7th Phase (1979-1991)

This phase proved disastrous for the USSR and resulted in its dis-integration. The Détente ended in 1979 when the Soviet Union invaded Afghanistan. President Zia of Pakistan offered to act as a conduit to support Afghan Mujahedeen by providing them weapons and training to fight the Soviets. The US, finally, agreed to the President Zia and sent containers full of weapons and bags full of dollars to defeat the Soviets with the help of the Afghan Mujahedeen and Pakistan.

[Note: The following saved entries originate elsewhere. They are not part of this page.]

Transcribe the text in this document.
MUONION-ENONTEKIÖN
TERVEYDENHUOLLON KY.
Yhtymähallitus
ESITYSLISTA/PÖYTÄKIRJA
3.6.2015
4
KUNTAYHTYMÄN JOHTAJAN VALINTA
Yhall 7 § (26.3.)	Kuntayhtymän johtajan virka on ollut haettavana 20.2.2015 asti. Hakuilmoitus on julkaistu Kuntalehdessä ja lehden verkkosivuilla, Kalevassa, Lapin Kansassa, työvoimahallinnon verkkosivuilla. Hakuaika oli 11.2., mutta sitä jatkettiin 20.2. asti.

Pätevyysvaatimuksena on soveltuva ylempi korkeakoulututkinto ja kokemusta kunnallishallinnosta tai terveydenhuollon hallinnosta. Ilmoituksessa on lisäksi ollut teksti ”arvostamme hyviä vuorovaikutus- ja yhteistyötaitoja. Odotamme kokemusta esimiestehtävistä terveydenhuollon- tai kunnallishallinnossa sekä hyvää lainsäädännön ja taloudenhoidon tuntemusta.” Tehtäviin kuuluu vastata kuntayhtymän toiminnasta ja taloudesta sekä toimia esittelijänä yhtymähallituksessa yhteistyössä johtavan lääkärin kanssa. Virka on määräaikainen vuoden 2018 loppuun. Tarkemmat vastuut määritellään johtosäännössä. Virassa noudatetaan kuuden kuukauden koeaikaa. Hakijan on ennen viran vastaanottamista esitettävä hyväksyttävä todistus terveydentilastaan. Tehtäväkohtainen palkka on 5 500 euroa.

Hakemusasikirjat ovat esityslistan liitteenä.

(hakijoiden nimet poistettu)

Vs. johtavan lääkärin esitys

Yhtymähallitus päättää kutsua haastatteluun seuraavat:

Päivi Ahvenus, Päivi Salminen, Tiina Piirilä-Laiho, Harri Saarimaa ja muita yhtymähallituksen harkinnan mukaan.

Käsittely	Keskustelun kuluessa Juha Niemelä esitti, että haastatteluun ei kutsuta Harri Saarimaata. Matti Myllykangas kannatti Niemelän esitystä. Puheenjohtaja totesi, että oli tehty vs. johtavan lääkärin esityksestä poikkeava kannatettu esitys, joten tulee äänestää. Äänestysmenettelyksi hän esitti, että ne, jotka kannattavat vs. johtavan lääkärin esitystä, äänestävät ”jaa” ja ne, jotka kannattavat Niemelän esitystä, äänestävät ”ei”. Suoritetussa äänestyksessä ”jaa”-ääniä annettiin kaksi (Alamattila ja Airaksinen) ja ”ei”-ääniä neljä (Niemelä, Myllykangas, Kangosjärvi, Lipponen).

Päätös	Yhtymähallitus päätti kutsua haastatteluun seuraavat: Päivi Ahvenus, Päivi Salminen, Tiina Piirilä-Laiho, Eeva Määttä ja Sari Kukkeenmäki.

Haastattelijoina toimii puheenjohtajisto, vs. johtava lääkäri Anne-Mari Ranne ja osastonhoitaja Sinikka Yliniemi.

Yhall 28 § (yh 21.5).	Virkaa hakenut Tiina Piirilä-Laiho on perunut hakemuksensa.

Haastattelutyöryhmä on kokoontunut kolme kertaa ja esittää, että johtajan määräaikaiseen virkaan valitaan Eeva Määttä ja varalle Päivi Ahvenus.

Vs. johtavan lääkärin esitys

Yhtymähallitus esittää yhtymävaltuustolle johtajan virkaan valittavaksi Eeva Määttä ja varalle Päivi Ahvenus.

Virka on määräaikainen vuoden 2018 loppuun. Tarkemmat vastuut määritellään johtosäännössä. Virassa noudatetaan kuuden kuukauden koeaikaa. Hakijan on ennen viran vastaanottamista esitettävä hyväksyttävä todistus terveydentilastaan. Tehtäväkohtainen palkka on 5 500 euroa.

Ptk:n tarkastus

Initially, the policy makers back in Washington did not believe that these rebels would defeat the Soviets. However, the result of war turned out to be surprising for them. According to CIA estimation, by 1983, the total war expenditure of the Soviets was 8 to 10 times higher than the total money US congress spent on Mujahidin. According to CIA director William Casey, who briefed president Reagan in 1984, Mujahedin had killed or wounded 17,000 Soviet soldiers and control 60 percent of the countryside. The war had cost the Soviet’s government about $12 billion. This damage had been purchased by US taxpayers for $200 million plus another $200 million contributed by Saudi Arabia.

As a result, the Soviet Union decided to withdraw from Afghanistan in 1987. In 1991, it was dis-integrated owing to its economic bankruptcy caused by the Afghan’s war. It lost all its satellite states and new Central Asian countries also got independence from the USSR. The cold war finally ended and the US became the unchallenged super-power of the world.


Thus, the phases of cold war started from 1949 and lasted till 1991 when the USSR was finally dis-integrated and gave up its rivalry with the US owing to its economic crisis caused by the Afghan’s war. Some believe that the cold war ended in 1987 when the Soviet Union withdrew from Afghanistan, but it kept its support continue to Najibullah communist’s governments of Kabul. It was in 1991 that Moscow gave up all its activities against Washington and hence, marks the proper termination of the Cold War.